Most patients with treatment-emergent pneumonia persisted with their medication without dose adjustments, with drug withdrawal occurring in six patients (2.0 percent) in the finerenone group and eight patients (1.8 percent) in the placebo group. More than 90 percent of patients in both groups received concomitant medications for pneumonia, the most common of which were systemic anti-infectives.

With respect to COVID-19, fewer patients in the finerenone vs placebo group contracted the infection (1.3 percent vs 1.8 percent; HR, 0.73, 95 percent CI, 0.60–0.89; p=0.002). There was no between-group difference in terms of the proportion of patients with mild, moderate, or severe COVID-19.

How finerenone may ward off the risks of pneumonia and COVID-19 may involve the modulation of ACE2 expression, as well as anti-inflammatory and antifibrotic mechanisms, the investigators pointed out. [Pharmaceuticals 2021;14:71] 

Such antifibrotic and anti-inflammatory effects have been demonstrated previously. In rodent models of idiopathic pulmonary fibrosis, for example, the drug brought down the concentration of pulmonary proinflammatory and profibrotic markers in lung homogenate, with finerenone being more effective than approved antifibrotic drugs (eg, pirfenidone, nintedanib). [Eur J Pharmacol 2013;718:290-298; Eur Heart J 2021;42:ehab724.2932]

“Therefore, we propose that a combination of factors, including improvements in pulmonary inflammation and fibrosis, coupled with upregulation of ACE2 expression and amelioration of right-heart pressure and pulmonary congestion, are likely to lead to an improved pulmonary environment that is less susceptible to a propagation of pulmonary infection and inflammation,” the investigators said.

“Although no between-group differences were observed in other associated respiratory infections [ie, nasopharyngitis, bronchitis, and influenza], the striking reduction in risk of pneumonia observed in both independent [FIDELITY] studies might suggest that the propagation of pulmonary infection into lobar or bronchial consolidation may be reduced by finerenone,” they added.

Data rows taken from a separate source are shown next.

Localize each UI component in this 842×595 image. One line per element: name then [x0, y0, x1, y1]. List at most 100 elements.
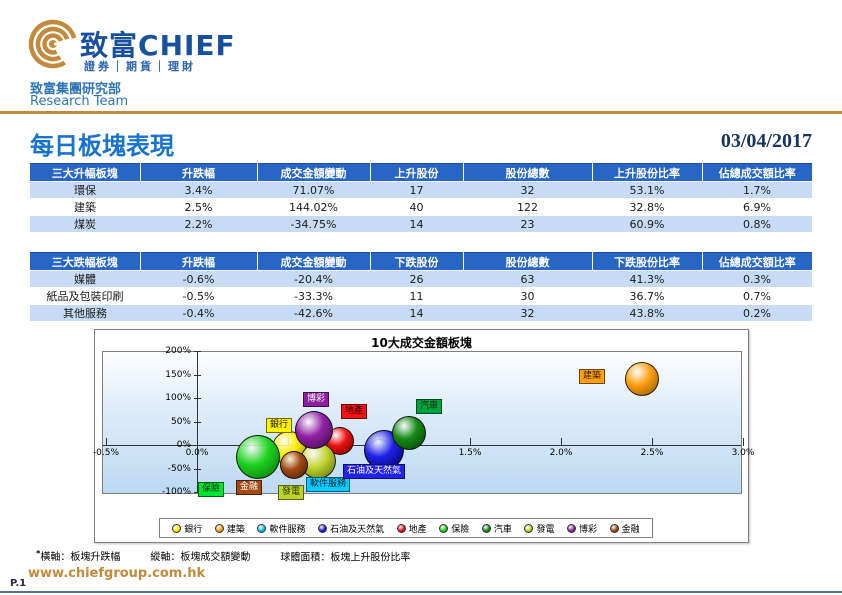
legend-item: 建築 [214, 522, 245, 535]
y-tick-label: 50% [170, 416, 191, 427]
table-cell: 其他服務 [30, 304, 140, 321]
table-cell: 0.8% [702, 215, 812, 232]
x-tick-label: 3.0% [731, 448, 755, 458]
x-tick-mark [197, 438, 198, 446]
chart-bubble [236, 434, 281, 479]
bubble-label: 銀行 [266, 418, 293, 433]
column-header-cell: 股份總數 [463, 252, 593, 271]
table-cell: 0.3% [702, 270, 812, 288]
sector-bubble-chart: 10大成交金額板塊 -0.5%0.0%0.5%1.0%1.5%2.0%2.5%3… [93, 329, 754, 543]
table-cell: 0.2% [702, 304, 812, 321]
x-tick-label: 1.5% [458, 448, 482, 458]
table-row: 煤炭 2.2% -34.75% 14 23 60.9% 0.8% [30, 215, 812, 232]
chart-bubble [295, 411, 334, 450]
page-title: 每日板塊表現 [30, 132, 174, 160]
table-cell: 30 [463, 287, 592, 305]
table-row: 紙品及包裝印刷 -0.5% -33.3% 11 30 36.7% 0.7% [30, 287, 812, 305]
table-cell: 32 [463, 304, 592, 321]
gainers-table-grid: 三大升幅板塊 升跌幅 成交金額變動 上升股份 股份總數 上升股份比率 佔總成交額比率 環保 3.… [30, 163, 812, 232]
legend-dot [567, 523, 577, 533]
legend-dot [609, 523, 619, 533]
y-tick-label: -100% [162, 487, 191, 497]
legend-dot [318, 523, 328, 533]
losers-table: 三大跌幅板塊 升跌幅 成交金額變動 下跌股份 股份總數 下跌股份比率 佔總成交額比率 媒體 -0… [30, 252, 812, 321]
table-cell: 建築 [30, 198, 140, 216]
bubble-label: 汽車 [416, 399, 443, 414]
legend-item: 銀行 [172, 522, 202, 535]
table-cell: 26 [370, 270, 463, 288]
bubble-label: 地產 [341, 404, 368, 419]
legend-dot [439, 523, 449, 533]
table-cell: 0.7% [702, 287, 812, 305]
column-header-cell: 佔總成交額比率 [702, 163, 812, 182]
bubble-label: 軟件服務 [306, 477, 351, 492]
y-tick-label: -50% [167, 463, 191, 474]
legend-dot [172, 523, 182, 533]
table-cell: -42.6% [257, 304, 370, 321]
table-cell: 6.9% [702, 198, 812, 216]
gainers-table: 三大升幅板塊 升跌幅 成交金額變動 上升股份 股份總數 上升股份比率 佔總成交額比率 環保 3.… [30, 163, 812, 232]
chart-bubble [280, 450, 309, 479]
chart-legend: 銀行 建築 軟件服務 石油及天然氣 地產 保險 汽車 發電 博彩 金融 [159, 518, 653, 538]
table-cell: 53.1% [592, 181, 702, 199]
bubble-label: 發電 [278, 485, 305, 500]
table-cell: 14 [370, 215, 463, 232]
website-link[interactable]: www.chiefgroup.com.hk [28, 566, 206, 581]
legend-label: 建築 [226, 524, 245, 535]
legend-item: 石油及天然氣 [318, 522, 384, 535]
bubble-label: 博彩 [303, 392, 330, 407]
x-tick-mark [106, 438, 107, 446]
legend-item: 金融 [609, 522, 640, 535]
table-cell: 32 [463, 181, 592, 199]
bubble-label: 建築 [579, 369, 606, 384]
table-cell: 2.5% [140, 198, 257, 216]
table-cell: 71.07% [257, 181, 370, 199]
chart-bubble [392, 415, 427, 450]
y-tick-label: 150% [165, 369, 191, 380]
table-cell: -20.4% [257, 270, 370, 288]
x-tick-mark [561, 438, 562, 446]
x-tick-label: 0.0% [185, 448, 209, 458]
footnote-y-axis: 縱軸：板塊成交額變動 [150, 552, 251, 564]
legend-label: 金融 [621, 524, 640, 535]
legend-item: 汽車 [481, 522, 512, 535]
x-tick-label: 2.5% [640, 448, 664, 458]
y-tick-mark [194, 468, 201, 470]
chart-bubble [625, 362, 660, 397]
table-row: 其他服務 -0.4% -42.6% 14 32 43.8% 0.2% [30, 304, 812, 321]
footnote-size: 球體面積：板塊上升股份比率 [280, 552, 411, 564]
chart-plot-area: -0.5%0.0%0.5%1.0%1.5%2.0%2.5%3.0%200%150… [93, 346, 754, 500]
table-cell: -0.4% [140, 304, 257, 321]
table-cell: -34.75% [257, 215, 370, 232]
gold-divider [0, 111, 842, 114]
logo-text-cn: 致富 [80, 29, 139, 62]
bubble-label: 金融 [236, 480, 263, 495]
x-tick-mark [470, 438, 471, 446]
table-row: 建築 2.5% 144.02% 40 122 32.8% 6.9% [30, 198, 812, 216]
table-cell: 23 [463, 215, 592, 232]
y-tick-mark [194, 421, 201, 423]
y-tick-mark [194, 492, 201, 493]
table-cell: 36.7% [592, 287, 702, 305]
losers-table-grid: 三大跌幅板塊 升跌幅 成交金額變動 下跌股份 股份總數 下跌股份比率 佔總成交額比率 媒體 -0… [30, 252, 812, 321]
table-cell: 63 [463, 270, 592, 288]
column-header-cell: 佔總成交額比率 [702, 252, 812, 271]
legend-item: 地產 [396, 522, 427, 535]
chart-title: 10大成交金額板塊 [371, 336, 472, 350]
table-cell: 40 [370, 198, 463, 216]
table-cell: 41.3% [592, 270, 702, 288]
table-cell: 122 [463, 198, 592, 216]
table-cell: 60.9% [592, 215, 702, 232]
table-cell: 17 [370, 181, 463, 199]
legend-item: 博彩 [567, 522, 597, 535]
x-axis-line [103, 445, 741, 446]
table-row: 環保 3.4% 71.07% 17 32 53.1% 1.7% [30, 181, 812, 199]
x-tick-label: -0.5% [92, 448, 120, 458]
table-cell: -33.3% [257, 287, 370, 305]
legend-label: 地產 [408, 524, 427, 535]
logo-tagline: 證券｜期貨｜理財 [84, 60, 196, 73]
column-header-cell: 三大升幅板塊 [30, 163, 141, 182]
research-team-label: Research Team [30, 94, 129, 109]
table-cell: 144.02% [257, 198, 370, 216]
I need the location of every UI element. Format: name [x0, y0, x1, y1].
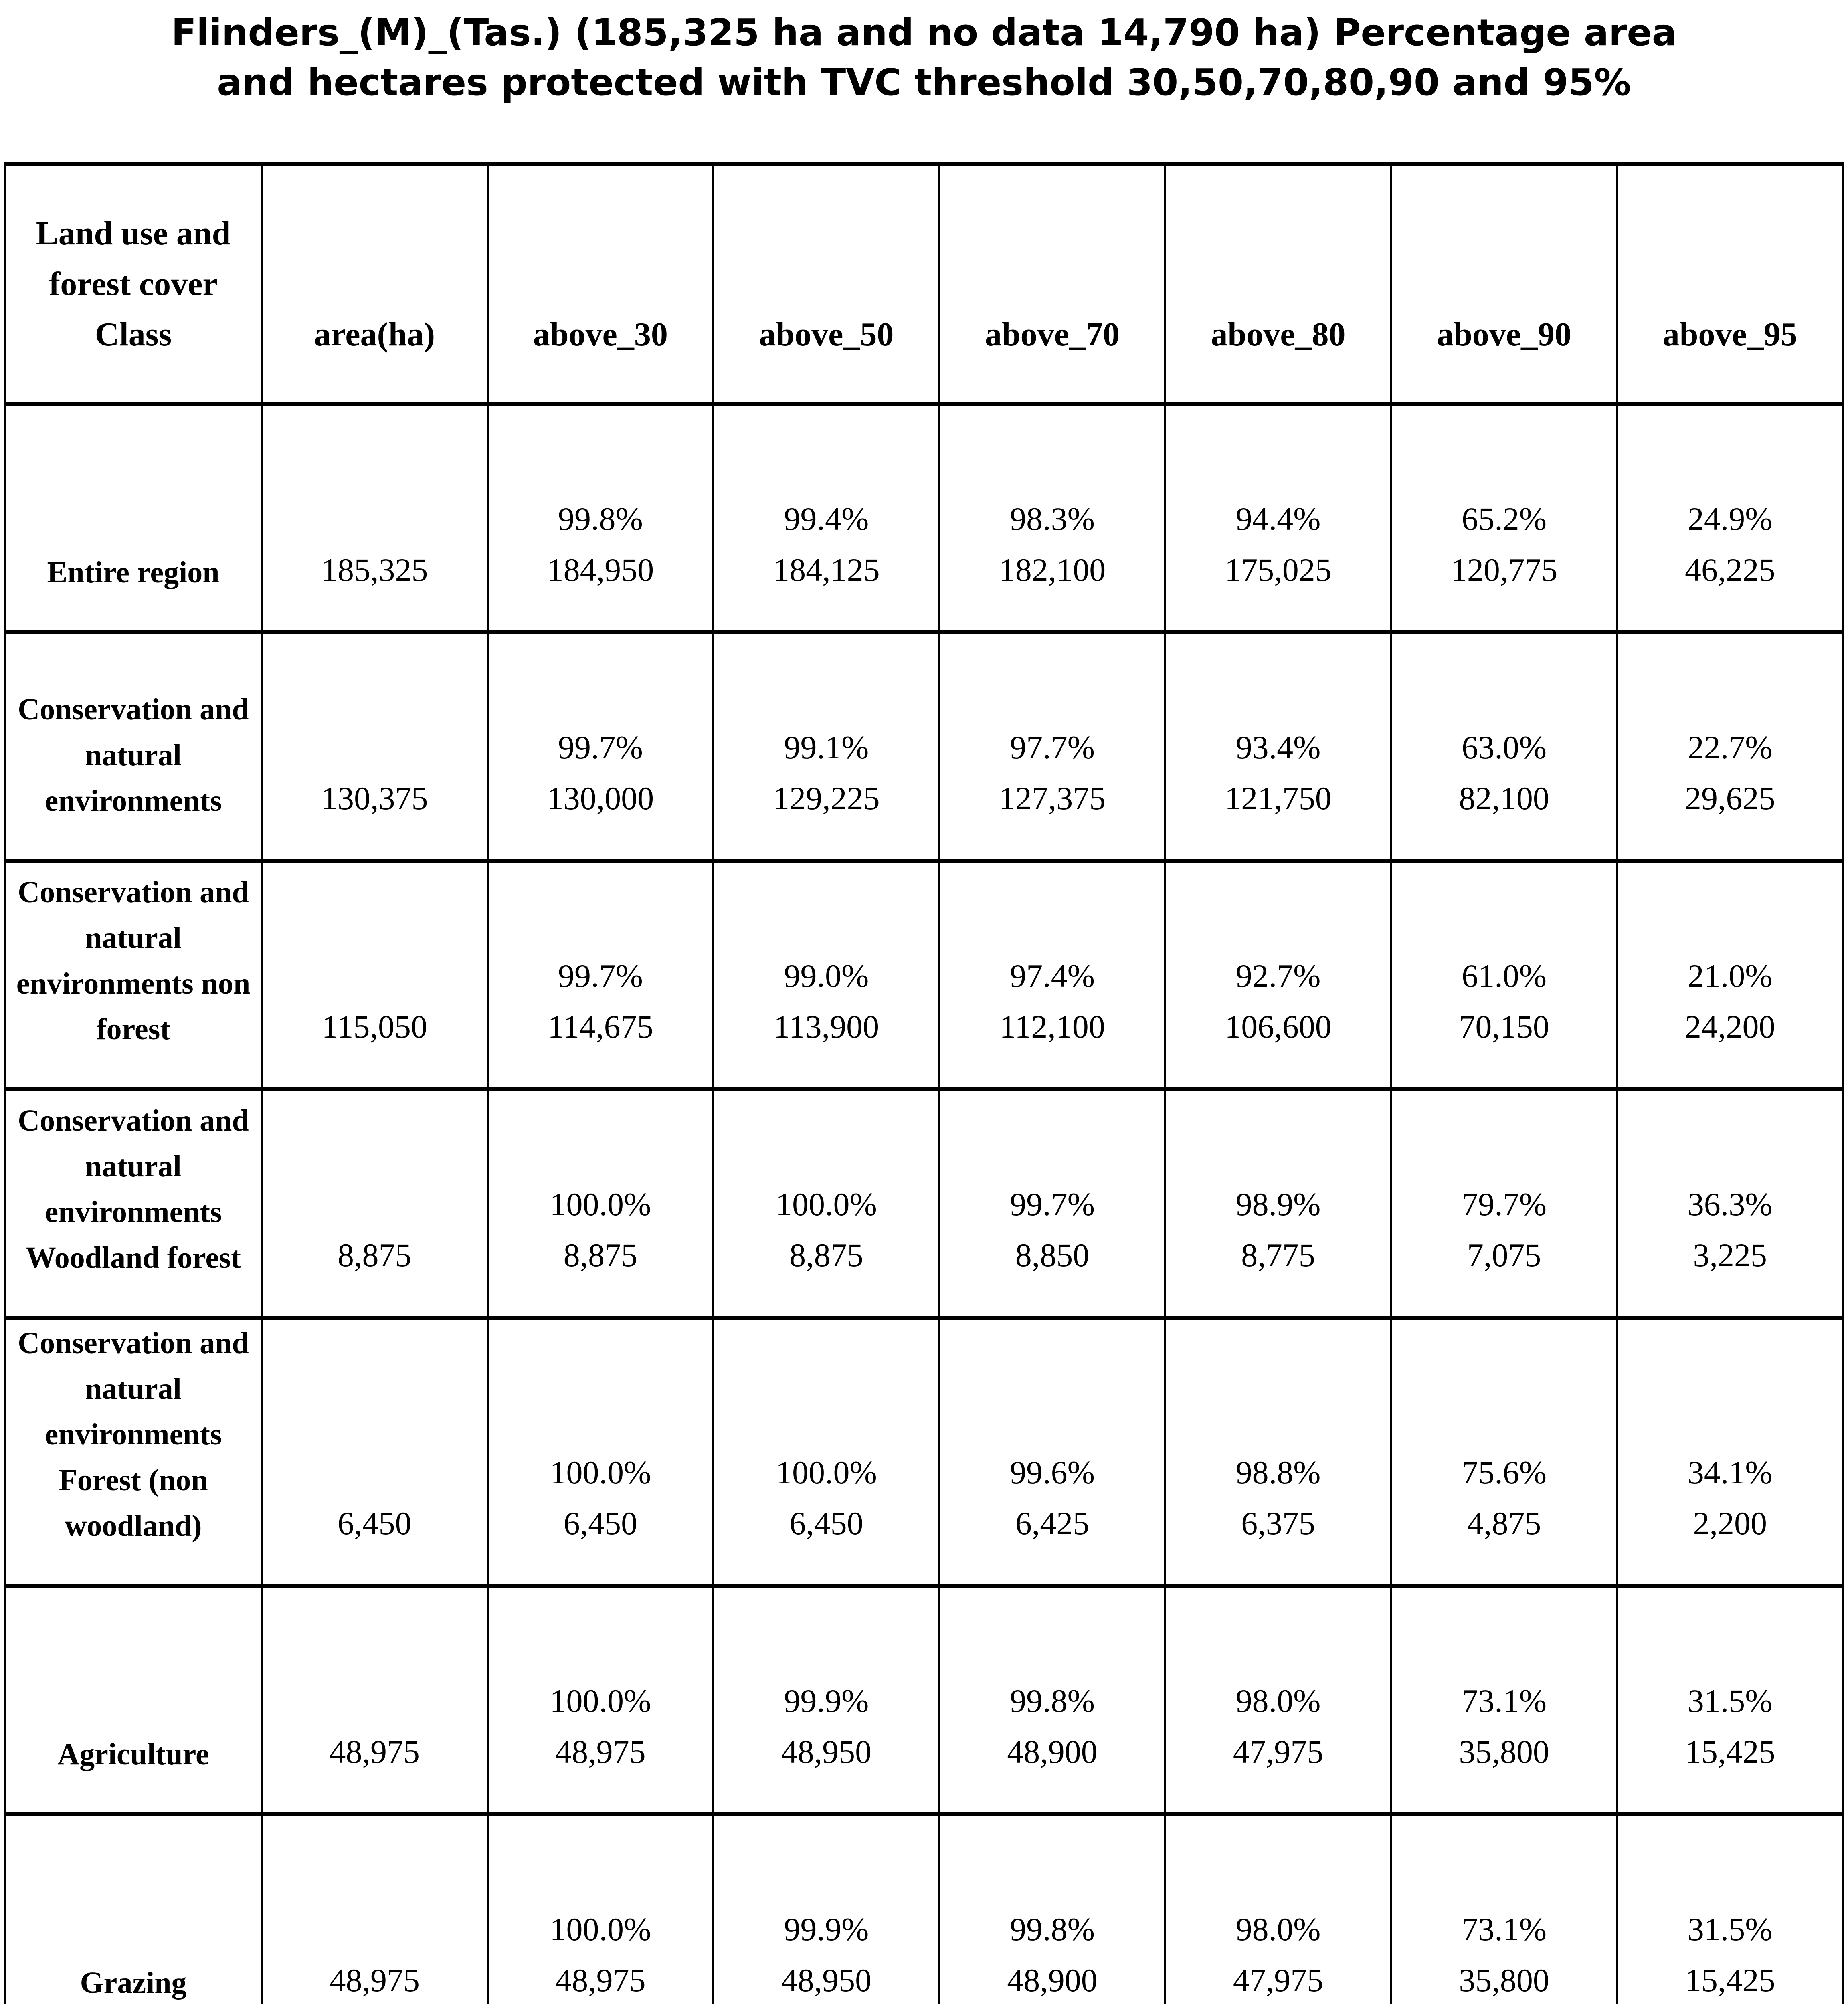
threshold-cell: 94.4% 175,025 — [1164, 402, 1392, 635]
table-row: Conservation and natural environments Woodl… — [4, 1087, 1844, 1320]
threshold-cell: 100.0% 6,450 — [486, 1316, 715, 1588]
area-cell: 8,875 — [261, 1087, 489, 1320]
threshold-cell: 24.9% 46,225 — [1616, 402, 1844, 635]
threshold-cell: 99.7% 130,000 — [486, 630, 715, 863]
area-cell: 48,975 — [261, 1584, 489, 1817]
threshold-cell: 98.0% 47,975 — [1164, 1812, 1392, 2004]
threshold-cell: 99.8% 48,900 — [938, 1584, 1167, 1817]
threshold-cell: 79.7% 7,075 — [1390, 1087, 1618, 1320]
threshold-cell: 100.0% 48,975 — [486, 1812, 715, 2004]
table-row: Grazing 48,975 100.0% 48,975 99.9% 48,950 99.8… — [4, 1812, 1844, 2004]
threshold-cell: 100.0% 6,450 — [712, 1316, 940, 1588]
threshold-cell: 34.1% 2,200 — [1616, 1316, 1844, 1588]
threshold-cell: 98.9% 8,775 — [1164, 1087, 1392, 1320]
threshold-cell: 22.7% 29,625 — [1616, 630, 1844, 863]
threshold-cell: 98.0% 47,975 — [1164, 1584, 1392, 1817]
threshold-cell: 99.0% 113,900 — [712, 859, 940, 1092]
area-cell: 48,975 — [261, 1812, 489, 2004]
threshold-cell: 99.7% 114,675 — [486, 859, 715, 1092]
col-header-above-90: above_90 — [1390, 162, 1618, 406]
threshold-cell: 99.8% 48,900 — [938, 1812, 1167, 2004]
table-body: Entire region 185,325 99.8% 184,950 99.4% 184… — [4, 402, 1844, 2004]
threshold-cell: 99.9% 48,950 — [712, 1812, 940, 2004]
col-header-area: area(ha) — [261, 162, 489, 406]
table-row: Conservation and natural environments 130,3… — [4, 630, 1844, 863]
threshold-cell: 100.0% 8,875 — [712, 1087, 940, 1320]
page-title-line1: Flinders_(M)_(Tas.) (185,325 ha and no d… — [171, 11, 1677, 54]
threshold-cell: 98.3% 182,100 — [938, 402, 1167, 635]
threshold-cell: 31.5% 15,425 — [1616, 1584, 1844, 1817]
table-row: Entire region 185,325 99.8% 184,950 99.4% 184… — [4, 402, 1844, 635]
threshold-cell: 99.6% 6,425 — [938, 1316, 1167, 1588]
page-title-line2: and hectares protected with TVC threshol… — [217, 61, 1631, 104]
threshold-cell: 99.9% 48,950 — [712, 1584, 940, 1817]
col-header-above-30: above_30 — [486, 162, 715, 406]
threshold-cell: 21.0% 24,200 — [1616, 859, 1844, 1092]
threshold-cell: 100.0% 48,975 — [486, 1584, 715, 1817]
col-header-above-70: above_70 — [938, 162, 1167, 406]
row-label: Grazing — [4, 1812, 263, 2004]
row-label: Agriculture — [4, 1584, 263, 1817]
area-cell: 185,325 — [261, 402, 489, 635]
area-cell: 6,450 — [261, 1316, 489, 1588]
threshold-cell: 97.7% 127,375 — [938, 630, 1167, 863]
col-header-above-80: above_80 — [1164, 162, 1392, 406]
threshold-cell: 31.5% 15,425 — [1616, 1812, 1844, 2004]
threshold-cell: 65.2% 120,775 — [1390, 402, 1618, 635]
threshold-cell: 92.7% 106,600 — [1164, 859, 1392, 1092]
row-label: Conservation and natural environments Woodl… — [4, 1087, 263, 1320]
table-row: Agriculture 48,975 100.0% 48,975 99.9% 48,950… — [4, 1584, 1844, 1817]
row-label: Conservation and natural environments Fores… — [4, 1316, 263, 1588]
threshold-cell: 99.4% 184,125 — [712, 402, 940, 635]
col-header-above-50: above_50 — [712, 162, 940, 406]
threshold-cell: 93.4% 121,750 — [1164, 630, 1392, 863]
threshold-cell: 63.0% 82,100 — [1390, 630, 1618, 863]
threshold-cell: 99.7% 8,850 — [938, 1087, 1167, 1320]
row-label: Conservation and natural environments non f… — [4, 859, 263, 1092]
table-row: Conservation and natural environments non f… — [4, 859, 1844, 1092]
threshold-cell: 73.1% 35,800 — [1390, 1584, 1618, 1817]
tvc-protection-table: Land use and forest cover Class area(ha)… — [4, 162, 1844, 2004]
col-header-landuse-class: Land use and forest cover Class — [4, 162, 263, 406]
threshold-cell: 100.0% 8,875 — [486, 1087, 715, 1320]
threshold-cell: 73.1% 35,800 — [1390, 1812, 1618, 2004]
area-cell: 130,375 — [261, 630, 489, 863]
area-cell: 115,050 — [261, 859, 489, 1092]
threshold-cell: 99.8% 184,950 — [486, 402, 715, 635]
threshold-cell: 98.8% 6,375 — [1164, 1316, 1392, 1588]
threshold-cell: 99.1% 129,225 — [712, 630, 940, 863]
col-header-above-95: above_95 — [1616, 162, 1844, 406]
threshold-cell: 97.4% 112,100 — [938, 859, 1167, 1092]
row-label: Conservation and natural environments — [4, 630, 263, 863]
page-title: Flinders_(M)_(Tas.) (185,325 ha and no d… — [0, 0, 1848, 107]
threshold-cell: 61.0% 70,150 — [1390, 859, 1618, 1092]
table-header-row: Land use and forest cover Class area(ha)… — [4, 162, 1844, 406]
table-row: Conservation and natural environments Fores… — [4, 1316, 1844, 1588]
threshold-cell: 36.3% 3,225 — [1616, 1087, 1844, 1320]
row-label: Entire region — [4, 402, 263, 635]
threshold-cell: 75.6% 4,875 — [1390, 1316, 1618, 1588]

These results have important clinical implications, given that patients with CKD and T2D have a higher risk of developing pneumonia as well as an increased risk of severe COVID-19 and mortality, according to the investigators.

“Therefore, the anti-inflammatory effects of mineralocorticoid receptor antagonists via blockade of the mineralocorticoid receptor may alter the risk of pneumonia and COVID-19–associated adverse events in this population,” they said.